Eine häufig angebrachte Verbesserung ist ein Windkessel, der ein kleines Luftreservoir zwischen Pumpe und Steigleitung darstellt. Damit wird der Stoß gedämpft und, da der Fluss in der Steigleitung dann weniger stark schwankt, der Wirkungsgrad erhöht. Aus ähnlichen Gründen werden manchmal eine Zufuhrleitung und ein Behälter oberhalb der Treibleitung eingesetzt, damit die Treibleitung nicht zu lang wird. Die optimale Länge der Treibleitung ist das 5- bis 12-fache des Treibwassergefälles, oder das 500- bis 100-fache des Durchmesser der Treibleitung, je nachdem, was kleiner ist. Diese Länge ergibt typischerweise eine Zykluszeit von 1 bis 2 Sekunden.
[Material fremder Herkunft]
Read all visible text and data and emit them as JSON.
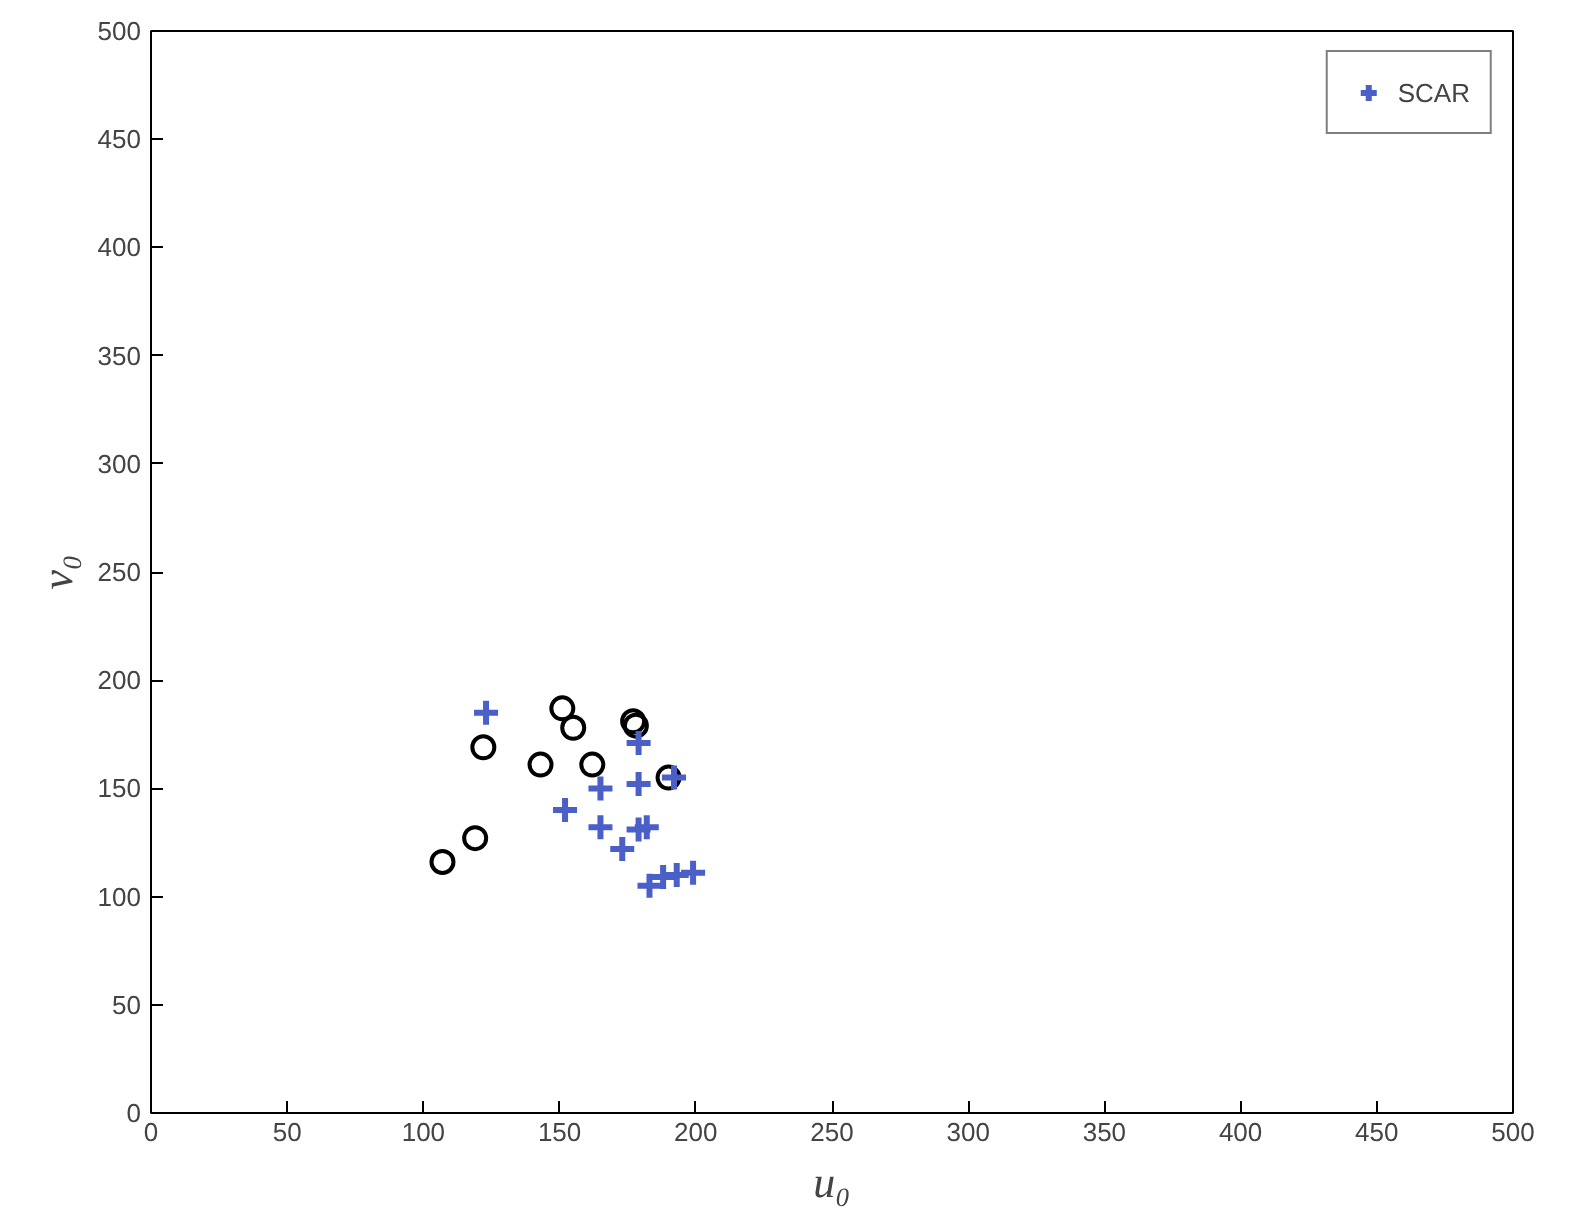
{
  "chart_data": {
    "type": "scatter",
    "xlabel": "u₀",
    "ylabel": "v₀",
    "xlim": [
      0,
      500
    ],
    "ylim": [
      0,
      500
    ],
    "xticks": [
      0,
      50,
      100,
      150,
      200,
      250,
      300,
      350,
      400,
      450,
      500
    ],
    "yticks": [
      0,
      50,
      100,
      150,
      200,
      250,
      300,
      350,
      400,
      450,
      500
    ],
    "grid": false,
    "legend": "top right",
    "series": [
      {
        "color": "#000000",
        "marker": "circle",
        "x": [
          107,
          119,
          122,
          143,
          151,
          155,
          162,
          177,
          178,
          190
        ],
        "values": [
          116,
          127,
          169,
          161,
          187,
          178,
          161,
          181,
          179,
          155
        ]
      },
      {
        "name": "SCAR",
        "color": "#4a5fc8",
        "marker": "cross",
        "x": [
          123,
          179,
          165,
          179,
          192,
          152,
          165,
          179,
          182,
          173,
          183,
          188,
          193,
          199
        ],
        "values": [
          185,
          171,
          150,
          152,
          155,
          140,
          132,
          131,
          132,
          122,
          105,
          109,
          110,
          111
        ]
      }
    ]
  }
}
Der Wirkungsgrad liegt typischerweise bei 60%, aber es können auch Werte bis 80% erreicht werden.

Mit Hilfe einer Reihenschaltung mehrerer Widder hintereinander können auch große Förderhöhen erreicht werden, hierbei sinkt allerdings auch bei jeder Stufe die Menge des geförderten Wassers, dadurch, dass nur etwa 10% des durchfließenden Wassers weitergepumpt wird.

Die Treibleitung soll aus einem Metall bestehen, damit sie sich bei den Druckstößen nicht ausdehnt und die Stoßenergie in elastischen Verformungen „vernichtet”. Kunststoffschläuche z.B. sind ungeeignet. Jedoch sind flexible HDP-Rohre, wie sie für Wasserleitungen verwendet werden, zumindest bis 50mm Durchmesser fest genug.

Typische Betriebsprobleme

Typische Betriebs-Probleme sind Luft in der Treibleitung, Blockierung der Wasser-Zufuhr oder der Ventile, und Einfrieren im Winter. Zu wenig Luft im Windkessel kann durch ein kleines Luftventil (1 - 2mm Bohrung) knapp vor dem Rückschlagventil (Druckventil) vermieden werden. Dabei wird bei jedem Hub ein wenig Luft angesaugt und in den Kessel gedrückt.

Anwendung

Für Landwirtschaft, Berghütten und Ferienhäuser, die in der Nähe von fließenden Gewässern mit ausreichendem Strom liegen, werden zur Wasserversorgung gerne Widder benutzt. Meist handelt es sich um Anwesen in abgelegenen Gegenden, die weder an die öffentliche Wasserversorgung noch an das öffentliche Stromnetz angeschlossen sind, oder aus anderen Gründen nur zeitweilig genutzt werden.

Eine funktionsfähige Widderanlage kann in Rothenberg-Hinterbach besichtigt werden. Eine weitere funktionsfähige Widderanlage ist in Oberstdorf neben der Kirche in Betrieb.